Topic: WorldNetDaily
A July 9 WorldNetDaily article by Bob Unruh claimed that "Two news stories about hundreds of lesbian gangs attacking and raping young girls in schools and other public locations have prompted a backlash against the reporters by members of the homosexual community." But Unruh didn't report questions about the veracity of those claims, and has yet to report that some key claims have been retracted.
Unruh uncritically repeated the claim made by Rod Wheeler, "who has experience as a police detective," on Fox News' "The O'Reilly Factor" of "a growing national concern over lesbians and some men 'recruiting kids as young as 10 years old in a lot of the schools in the communities all across the country.' Wheeler estimated the presence of 150 gangs, including lesbian gangs, in the Washington area alone."
In fact, that's not what Wheeler said; he made no distinction between gay and lesbian gangs when he said that "we've actually counted, just in the Washington D.C. area alone, that's Washington D.C., Maryland, and Virginia, well over 150 of these crews." In fact, the Southern Poverty Law Center reported that a gang specialist counts only one lesbian gang in the Washington area, adding:
Confronted by the Intelligence Report, Wheeler was unable, in several phone and E-mail exchanges over a two-day period, to specify a single law enforcement agency or officer, police report, media account or any other source he relied upon for his D.C. area lesbian gangs claim.
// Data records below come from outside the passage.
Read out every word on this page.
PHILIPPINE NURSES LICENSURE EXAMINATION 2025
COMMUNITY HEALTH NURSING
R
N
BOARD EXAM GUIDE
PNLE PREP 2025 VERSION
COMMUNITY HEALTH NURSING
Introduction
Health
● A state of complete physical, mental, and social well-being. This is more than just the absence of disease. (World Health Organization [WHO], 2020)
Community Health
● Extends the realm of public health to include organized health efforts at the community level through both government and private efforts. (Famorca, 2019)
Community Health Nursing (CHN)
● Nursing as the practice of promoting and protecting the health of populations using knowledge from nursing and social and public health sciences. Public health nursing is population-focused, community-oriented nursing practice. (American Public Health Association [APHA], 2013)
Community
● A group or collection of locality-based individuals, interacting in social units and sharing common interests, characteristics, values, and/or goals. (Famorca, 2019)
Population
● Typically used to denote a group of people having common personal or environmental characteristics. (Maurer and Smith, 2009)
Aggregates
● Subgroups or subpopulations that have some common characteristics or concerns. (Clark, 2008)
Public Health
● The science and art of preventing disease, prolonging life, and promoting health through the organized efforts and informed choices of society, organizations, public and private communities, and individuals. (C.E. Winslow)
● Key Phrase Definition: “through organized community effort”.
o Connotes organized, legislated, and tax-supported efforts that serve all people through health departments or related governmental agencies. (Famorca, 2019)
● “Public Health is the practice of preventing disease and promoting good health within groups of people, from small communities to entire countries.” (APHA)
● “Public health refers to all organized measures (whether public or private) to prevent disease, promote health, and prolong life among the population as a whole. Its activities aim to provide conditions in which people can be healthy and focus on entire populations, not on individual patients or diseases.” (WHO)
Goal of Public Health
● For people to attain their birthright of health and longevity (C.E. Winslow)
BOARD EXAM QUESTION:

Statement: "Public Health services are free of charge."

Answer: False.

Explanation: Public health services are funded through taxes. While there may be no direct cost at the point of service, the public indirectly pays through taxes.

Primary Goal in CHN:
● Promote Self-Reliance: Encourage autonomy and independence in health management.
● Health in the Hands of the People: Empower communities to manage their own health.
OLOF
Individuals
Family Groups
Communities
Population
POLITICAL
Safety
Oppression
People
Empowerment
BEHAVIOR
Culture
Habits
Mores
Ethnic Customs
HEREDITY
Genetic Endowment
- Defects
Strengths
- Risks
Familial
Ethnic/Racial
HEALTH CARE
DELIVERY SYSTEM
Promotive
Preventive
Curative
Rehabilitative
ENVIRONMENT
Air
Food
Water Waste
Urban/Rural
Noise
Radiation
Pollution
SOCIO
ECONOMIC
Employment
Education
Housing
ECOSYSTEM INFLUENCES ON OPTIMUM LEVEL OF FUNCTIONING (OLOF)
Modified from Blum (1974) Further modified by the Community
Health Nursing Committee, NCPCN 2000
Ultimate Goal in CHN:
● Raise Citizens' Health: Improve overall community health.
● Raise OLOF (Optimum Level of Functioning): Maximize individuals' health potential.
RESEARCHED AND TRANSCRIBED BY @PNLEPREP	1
But he insisted that his report was accurate and that any law enforcement officer who disagrees is "out of touch." "For some reason or other, these organizations don't lay it on the line because they don't know what is going on on the streets," said Wheeler. "This is a serious crisis and the so-called experts are missing it."
Wheeler has since completely retracted the claim on his personal website, as well as another assertion, not repeated by Unruh, that "some of these groups carry pink pistols" (h/t Orcinus):
During the O’Reilly Factor segment on June 21st, while engaged in a discussion on Lesbian gangs, I inadvertently stated that gang members carry pistols that are painted pink and call themselves the "Pink Pistol Packing Group." I was not referring to the gay rights group "Pink Pistols" who advocates for the lawful rights of gays to carry weapons for protection. Further, I mentioned that there are "over 150 of these gangs" in the greater Washington DC area. What I actually meant is that there are over 150 gangs in the Washington DC area, some of which are in fact lesbian gangs. Lastly, I mentioned in the segment that there is this "national epidemic" of lesbian gangs. A better choice of words would have been to say that there is a growing concern nationally, and especially in major urban areas, of increased gang activity, which includes some lesbian gang activity.
I apologize for any misunderstanding this may have caused.
O'Reilly himself did something of a retraction of Wheeler's story, admitting he got "a little carried away with that."
Unruh also cited a report on the subject by a Memphis TV station. While he quoted a representative of the Gay and Lesbian Alliance Against Defamation as issuing a statement charging the reporting was "without … one solid statistic or credible source," he also asserted, without evidence, that the group "tried to suppress the Memphis report before it aired." Indeed, supporting the defamation group's claims, the SPLC described the Memphis report this way, something Unruh didn't tell his readers:
"Featuring dramatic "reenactments" of high school bathroom rape scenes shot in grainy black-and-white footage, the lengthy segment's vaguely salacious claims about local high school girls being raped and "sodomized" with "sex toys bought on the Internet" was based almost entirely on the lurid musings of a single Shelby County gang officer."
Titled "Violent Femmes," the sweeps-week segment was so thinly sourced and grotesquely sensationalized that it's difficult to believe that any professional journalist found it to be credible. And it wasn't. Under intense pressure from local gay and lesbian activists, the affiliate's station manager finally admitted that WPTY-TV's reporters had neither independently verified the gang officer's overheated claims nor obtained any documentary evidence such as arrest records or written police reports to substantiate their tale. As the station grudgingly conceded, "Our investigation did not turn up widespread violence in schools due to this."
Unruh also featured the anti-gay group Americans for Truth calling the alleged suppression of the inaccurate, unverified Memphis TV story "Orwellian." And, like Unruh, Americans for Truth is silent about the story's unproven claims, instead asserting that " 'gay' pressure groups that are turning America’s newsrooms into homosexuality-promotion centers.
Will Unruh do a follow-up piece pointing out that the claims he reported are either wildly overblown or completely false and admitting his error in reporting unverified claims? We'd be shocked if he did.